ÀTTØØXXÁ: “A gente é música para qualquer sentimento”

Uma das coisas mais legais que tem ganhado o ouvido do Brasil é o pagodão baiano. Quer dizer, ele já bomba na Bahia tem um tempo, e é só um dos vários gêneros que estão sendo descobertos pelo Sudeste só pra mais recentemente. Um dos bastiões desse movimento é o grupo ÀTTØØXXÁ. Os caras estão bombando, marcando presença em vários festivais pelo Brasil, e, em seu novo álbum, Groove, aumentam o repertório não só musical, como também de parcerias de peso.

O Música Pavê conversou um pouco com eles, tentando entender melhor tanto momentos passados quanto o momento atual, e sobre algumas armadilhas que o atual contexto social e musical pode colocar os artistas.

Uma das propostas mais características da música de ÀTTØØXXÁ é o flerte, o movimento sensual do corpo. Existe um perigo (já bastante comentado) de uma associação disso com a hiperssexualização de corpos negros, e isso acaba sendo uma armadilha até mesmo para os ouvintes. A banda consegue fugir disso, ainda que falando bem especificamente sobre sensualidade e sexualidade, de forma bem consciente, trazendo uma fala que remete à própria ideia da manifestação musical negra: “Música negra é uma música que trabalha com o corpo. Te permite sentir o momento sem pensar”. E isso tem tudo a ver com os aspectos filosóficos da música negra: existe uma orientação espiritual (que não necessariamente é religiosa) da energia que leva às expressões corporais do corpo negro: um tipo de experiência de transe, de aproveitamento do momento, da forma que for. Resenha, Melzim (com participação de Luísa Nascim) e principalmente Suando e Gemendo (com Negra Japa) se encaixam com perfeição nessa linha: falam muito menos sobre objetificação e muito, mas muito mais sobre desejo.

Mas não é só sobre pegação que eles cantam: “A gente luta cada vez mais contra os estereótipos que colocam a gente em caixinhas. Talvez esse disco seja a coisa mais bem pensada e elaborada, e talvez a mais madura que a gente já fez. É um grito pra falar ‘vem, se liga, a gente faz música pra quando você tá triste, pra quando você tá feliz, pra quando você quer ir pra baladinha’… A gente é música pra qualquer sentimento”. E, de fato, quando se scuta Da Favela Pro Asfalto (que conta com Carlinhos Brown) ou Menina (com o pagodeiro Thiaguinho), você está com a cabeça em um lugar, mas está em outra bem diferente em A Noite do Golpe – é realmente a música oficial do esquenta.

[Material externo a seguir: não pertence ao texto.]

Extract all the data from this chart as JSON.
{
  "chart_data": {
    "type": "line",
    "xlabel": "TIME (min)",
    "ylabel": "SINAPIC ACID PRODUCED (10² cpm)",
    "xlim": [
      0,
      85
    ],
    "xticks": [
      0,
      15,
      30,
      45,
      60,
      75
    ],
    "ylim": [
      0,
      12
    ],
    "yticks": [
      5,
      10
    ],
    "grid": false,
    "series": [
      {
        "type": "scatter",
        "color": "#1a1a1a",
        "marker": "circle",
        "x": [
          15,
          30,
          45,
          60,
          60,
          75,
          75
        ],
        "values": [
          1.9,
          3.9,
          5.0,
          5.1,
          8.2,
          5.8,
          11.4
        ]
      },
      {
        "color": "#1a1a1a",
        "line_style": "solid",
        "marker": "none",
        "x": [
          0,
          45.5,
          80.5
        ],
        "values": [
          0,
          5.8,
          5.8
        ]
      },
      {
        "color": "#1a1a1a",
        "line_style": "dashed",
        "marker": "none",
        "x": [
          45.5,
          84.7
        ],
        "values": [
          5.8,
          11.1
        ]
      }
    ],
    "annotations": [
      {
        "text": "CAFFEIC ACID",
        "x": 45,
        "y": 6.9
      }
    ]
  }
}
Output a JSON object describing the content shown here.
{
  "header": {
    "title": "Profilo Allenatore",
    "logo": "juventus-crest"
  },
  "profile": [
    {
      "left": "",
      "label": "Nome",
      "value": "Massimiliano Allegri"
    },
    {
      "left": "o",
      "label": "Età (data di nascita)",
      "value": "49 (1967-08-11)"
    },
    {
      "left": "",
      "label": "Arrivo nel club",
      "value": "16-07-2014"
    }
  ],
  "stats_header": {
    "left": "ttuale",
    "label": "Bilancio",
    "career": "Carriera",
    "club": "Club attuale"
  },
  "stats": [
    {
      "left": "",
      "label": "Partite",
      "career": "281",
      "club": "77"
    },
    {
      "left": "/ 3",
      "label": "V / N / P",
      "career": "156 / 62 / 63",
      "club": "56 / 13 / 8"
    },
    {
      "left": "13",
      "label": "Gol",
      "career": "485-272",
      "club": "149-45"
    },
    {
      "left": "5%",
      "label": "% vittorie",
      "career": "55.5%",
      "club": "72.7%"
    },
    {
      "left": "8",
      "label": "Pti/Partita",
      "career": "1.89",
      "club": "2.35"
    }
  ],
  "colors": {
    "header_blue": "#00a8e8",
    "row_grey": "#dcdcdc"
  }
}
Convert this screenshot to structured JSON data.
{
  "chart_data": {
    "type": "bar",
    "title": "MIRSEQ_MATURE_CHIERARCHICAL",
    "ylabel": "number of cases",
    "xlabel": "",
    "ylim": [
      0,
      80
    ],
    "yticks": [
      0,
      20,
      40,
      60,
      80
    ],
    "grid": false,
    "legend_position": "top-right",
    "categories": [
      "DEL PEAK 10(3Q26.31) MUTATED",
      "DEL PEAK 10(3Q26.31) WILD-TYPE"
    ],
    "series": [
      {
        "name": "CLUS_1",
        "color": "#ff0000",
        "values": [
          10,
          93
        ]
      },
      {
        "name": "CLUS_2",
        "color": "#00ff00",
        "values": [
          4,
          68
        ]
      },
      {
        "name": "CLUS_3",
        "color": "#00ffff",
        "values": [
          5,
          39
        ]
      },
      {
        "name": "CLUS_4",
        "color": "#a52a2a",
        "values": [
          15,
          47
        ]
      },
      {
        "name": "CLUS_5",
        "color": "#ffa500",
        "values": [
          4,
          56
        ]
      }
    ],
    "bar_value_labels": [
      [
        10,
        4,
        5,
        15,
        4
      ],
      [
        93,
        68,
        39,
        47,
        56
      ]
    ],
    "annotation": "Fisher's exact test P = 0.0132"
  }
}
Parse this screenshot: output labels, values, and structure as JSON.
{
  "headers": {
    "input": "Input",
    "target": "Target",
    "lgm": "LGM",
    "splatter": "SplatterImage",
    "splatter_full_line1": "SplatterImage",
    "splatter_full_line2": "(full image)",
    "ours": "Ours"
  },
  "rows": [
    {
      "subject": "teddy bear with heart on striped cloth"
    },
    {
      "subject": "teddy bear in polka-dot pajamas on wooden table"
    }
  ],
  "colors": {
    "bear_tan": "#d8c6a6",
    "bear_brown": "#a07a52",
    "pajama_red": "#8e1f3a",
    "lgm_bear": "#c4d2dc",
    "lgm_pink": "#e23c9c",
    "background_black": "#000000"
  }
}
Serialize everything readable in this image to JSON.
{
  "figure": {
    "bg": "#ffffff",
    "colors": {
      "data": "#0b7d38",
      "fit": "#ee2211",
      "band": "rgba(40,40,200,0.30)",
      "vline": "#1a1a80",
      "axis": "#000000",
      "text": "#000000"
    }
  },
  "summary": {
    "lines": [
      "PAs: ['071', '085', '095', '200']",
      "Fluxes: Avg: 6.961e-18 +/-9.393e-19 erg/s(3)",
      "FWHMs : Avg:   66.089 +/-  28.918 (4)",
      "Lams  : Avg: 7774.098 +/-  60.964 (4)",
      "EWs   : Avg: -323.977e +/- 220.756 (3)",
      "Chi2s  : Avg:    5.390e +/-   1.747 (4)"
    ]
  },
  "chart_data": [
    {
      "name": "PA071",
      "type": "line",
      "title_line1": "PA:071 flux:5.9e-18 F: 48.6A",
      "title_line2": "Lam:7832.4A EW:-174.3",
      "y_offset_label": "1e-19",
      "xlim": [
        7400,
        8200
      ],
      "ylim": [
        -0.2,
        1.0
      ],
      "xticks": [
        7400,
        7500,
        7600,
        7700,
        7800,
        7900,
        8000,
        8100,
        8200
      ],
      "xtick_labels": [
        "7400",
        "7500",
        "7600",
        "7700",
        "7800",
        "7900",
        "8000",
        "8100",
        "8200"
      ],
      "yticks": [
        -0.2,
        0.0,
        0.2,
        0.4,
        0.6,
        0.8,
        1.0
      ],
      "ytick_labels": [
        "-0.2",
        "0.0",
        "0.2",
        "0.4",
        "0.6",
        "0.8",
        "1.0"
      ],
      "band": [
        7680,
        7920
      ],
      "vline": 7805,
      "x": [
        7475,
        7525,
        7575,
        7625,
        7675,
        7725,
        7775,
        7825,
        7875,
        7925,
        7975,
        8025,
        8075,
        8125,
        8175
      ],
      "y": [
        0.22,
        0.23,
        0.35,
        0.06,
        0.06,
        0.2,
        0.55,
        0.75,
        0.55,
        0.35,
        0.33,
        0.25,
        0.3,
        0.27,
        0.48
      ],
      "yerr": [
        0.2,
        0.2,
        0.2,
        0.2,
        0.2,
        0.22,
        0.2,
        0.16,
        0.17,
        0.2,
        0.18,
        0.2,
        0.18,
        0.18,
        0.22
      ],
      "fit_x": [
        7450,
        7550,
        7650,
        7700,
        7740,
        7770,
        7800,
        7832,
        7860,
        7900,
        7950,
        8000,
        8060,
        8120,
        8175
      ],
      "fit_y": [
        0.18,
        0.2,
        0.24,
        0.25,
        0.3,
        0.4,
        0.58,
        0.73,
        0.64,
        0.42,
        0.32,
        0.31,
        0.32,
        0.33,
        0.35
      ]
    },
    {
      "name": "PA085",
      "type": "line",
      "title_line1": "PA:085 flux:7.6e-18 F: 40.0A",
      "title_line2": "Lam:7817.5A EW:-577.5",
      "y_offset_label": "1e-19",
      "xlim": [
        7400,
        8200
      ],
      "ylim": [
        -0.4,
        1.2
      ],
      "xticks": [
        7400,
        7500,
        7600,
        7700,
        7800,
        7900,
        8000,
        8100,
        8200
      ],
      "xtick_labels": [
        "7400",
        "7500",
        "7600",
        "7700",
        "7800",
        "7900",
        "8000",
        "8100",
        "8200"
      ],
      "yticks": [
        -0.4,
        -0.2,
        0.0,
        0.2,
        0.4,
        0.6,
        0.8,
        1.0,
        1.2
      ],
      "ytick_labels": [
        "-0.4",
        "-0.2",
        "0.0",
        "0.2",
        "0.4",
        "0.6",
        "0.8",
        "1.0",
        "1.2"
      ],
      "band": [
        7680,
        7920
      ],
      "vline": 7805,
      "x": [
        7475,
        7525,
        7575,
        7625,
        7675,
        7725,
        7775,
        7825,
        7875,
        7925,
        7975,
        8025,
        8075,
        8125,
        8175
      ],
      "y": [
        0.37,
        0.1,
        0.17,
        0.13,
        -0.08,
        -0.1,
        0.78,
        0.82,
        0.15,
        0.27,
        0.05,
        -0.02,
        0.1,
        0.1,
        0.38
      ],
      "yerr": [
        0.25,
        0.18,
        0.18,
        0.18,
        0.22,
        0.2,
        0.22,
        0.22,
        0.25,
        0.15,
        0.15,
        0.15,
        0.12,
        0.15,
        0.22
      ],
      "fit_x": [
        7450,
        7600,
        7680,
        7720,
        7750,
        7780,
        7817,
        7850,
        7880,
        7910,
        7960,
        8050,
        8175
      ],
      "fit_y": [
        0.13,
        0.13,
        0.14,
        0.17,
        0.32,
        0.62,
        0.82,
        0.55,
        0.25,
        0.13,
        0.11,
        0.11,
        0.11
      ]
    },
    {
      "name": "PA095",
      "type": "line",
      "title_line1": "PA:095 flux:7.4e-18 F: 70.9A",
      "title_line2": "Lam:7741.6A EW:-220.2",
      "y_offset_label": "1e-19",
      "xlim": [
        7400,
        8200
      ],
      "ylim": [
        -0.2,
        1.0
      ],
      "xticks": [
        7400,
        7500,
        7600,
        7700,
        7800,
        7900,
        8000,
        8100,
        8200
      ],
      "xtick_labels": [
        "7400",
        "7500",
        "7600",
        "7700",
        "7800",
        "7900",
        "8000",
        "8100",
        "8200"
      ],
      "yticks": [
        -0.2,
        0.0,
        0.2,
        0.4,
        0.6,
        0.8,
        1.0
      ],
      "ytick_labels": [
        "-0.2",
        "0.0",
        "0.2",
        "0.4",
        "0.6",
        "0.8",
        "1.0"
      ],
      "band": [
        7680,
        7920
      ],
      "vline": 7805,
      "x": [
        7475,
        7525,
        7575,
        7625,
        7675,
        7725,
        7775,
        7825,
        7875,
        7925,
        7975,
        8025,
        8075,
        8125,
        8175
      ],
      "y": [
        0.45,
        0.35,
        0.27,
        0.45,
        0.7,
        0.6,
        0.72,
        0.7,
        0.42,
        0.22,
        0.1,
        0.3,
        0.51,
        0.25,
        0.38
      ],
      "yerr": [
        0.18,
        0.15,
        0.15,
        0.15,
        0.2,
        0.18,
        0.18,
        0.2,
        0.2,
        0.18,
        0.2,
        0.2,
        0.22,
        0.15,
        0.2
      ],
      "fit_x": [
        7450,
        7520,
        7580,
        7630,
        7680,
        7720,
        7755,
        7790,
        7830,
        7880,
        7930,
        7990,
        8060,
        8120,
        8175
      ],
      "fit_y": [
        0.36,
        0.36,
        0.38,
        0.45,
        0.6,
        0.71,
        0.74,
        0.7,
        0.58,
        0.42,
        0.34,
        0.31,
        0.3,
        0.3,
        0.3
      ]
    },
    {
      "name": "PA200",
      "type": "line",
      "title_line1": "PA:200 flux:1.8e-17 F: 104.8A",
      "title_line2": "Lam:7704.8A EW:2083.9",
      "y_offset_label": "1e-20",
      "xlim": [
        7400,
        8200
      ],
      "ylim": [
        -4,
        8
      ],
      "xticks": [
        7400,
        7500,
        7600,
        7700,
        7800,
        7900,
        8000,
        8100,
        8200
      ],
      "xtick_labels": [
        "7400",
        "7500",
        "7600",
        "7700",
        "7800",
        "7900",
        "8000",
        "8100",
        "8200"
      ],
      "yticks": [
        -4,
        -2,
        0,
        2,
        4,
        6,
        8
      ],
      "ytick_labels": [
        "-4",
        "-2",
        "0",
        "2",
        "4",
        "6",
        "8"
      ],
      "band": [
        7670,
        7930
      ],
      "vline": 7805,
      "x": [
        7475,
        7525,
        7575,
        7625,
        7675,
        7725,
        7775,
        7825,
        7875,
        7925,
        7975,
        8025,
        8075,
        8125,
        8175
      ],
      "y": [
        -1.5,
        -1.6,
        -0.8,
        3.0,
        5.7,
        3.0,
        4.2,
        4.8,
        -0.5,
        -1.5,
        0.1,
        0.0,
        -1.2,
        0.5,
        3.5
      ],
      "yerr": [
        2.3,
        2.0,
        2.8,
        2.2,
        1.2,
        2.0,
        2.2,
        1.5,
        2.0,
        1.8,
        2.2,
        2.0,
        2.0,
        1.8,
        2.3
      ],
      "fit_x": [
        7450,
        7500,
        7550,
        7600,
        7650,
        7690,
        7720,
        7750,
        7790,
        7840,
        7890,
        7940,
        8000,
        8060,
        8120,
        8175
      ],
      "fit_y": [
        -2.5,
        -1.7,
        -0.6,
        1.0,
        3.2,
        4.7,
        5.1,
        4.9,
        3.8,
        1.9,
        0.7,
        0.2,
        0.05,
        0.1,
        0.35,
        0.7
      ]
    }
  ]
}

Como você já pôde perceber, tem uns nomes pesados na lista de convidados especiais. Thiaguinho, Carlinhos Brown e até a vencedora de Grammy Liniker (na faixa Dejavú). Quando perguntados sobre essas parcerias, as palavras “respeito” e “admiração” para com o trabalho da própria banda deram o tom pela primeira vez: “Um respeito e uma admiração que a gente conquistou durante esse tempo todo. É um respeito pela gente e pela nossa música. Rola esse acolhimento a nós enquanto pessoas negras. É muito mais real quando a coisa é feita com respeito e admiração mútua. Então é um disco muito real”.

E esse respeito e essa admiração também valem dentro da própria banda. É que ÀTTØØXXÁ é uma banda que procura ficar atenta com as armadilhas de um protagonismo individual proporcionadas pela indústria musical e pelo atual contexto algorítmico. Quando questionados sobre como é isso no cotidiano da banda, a resposta dos músicos foi bem sincera: “Para a gente é uma luta, é complicado. Se você pega o momento de hoje, banda banda é até difícil de acontecer. Artistas solo, é mais rentável, é uma pessoa só pensando. Mas aí a gente que tem essa melanina incorporada, a gente tem esse sentimento a mais de proteção, de família. Daí as coisas vão surgindo muito naturalmente. Eu cantei uma música no estúdio e a galera fala ‘massa!’. Chibatinha toca um riff e a gente pensa ‘não, nessa hora é ele que vai ter que brilhar’. A gente se admira muito.”.

Essa noção de coletividade interna e externa é um dos elementos mais importantes da fórmula de sucesso de ÀTTØØXXÁ. O movimento não deve se limitar ao corpo. Ele deve ser também um exercício intelectual que desloca o conceber da música tanto quanto artista quanto como ouvinte. E pra isso é necessário também sentir. Sentir coletivamente. O Groove é isso. ÀTTØØXXÁ é isso. É mover para subverter.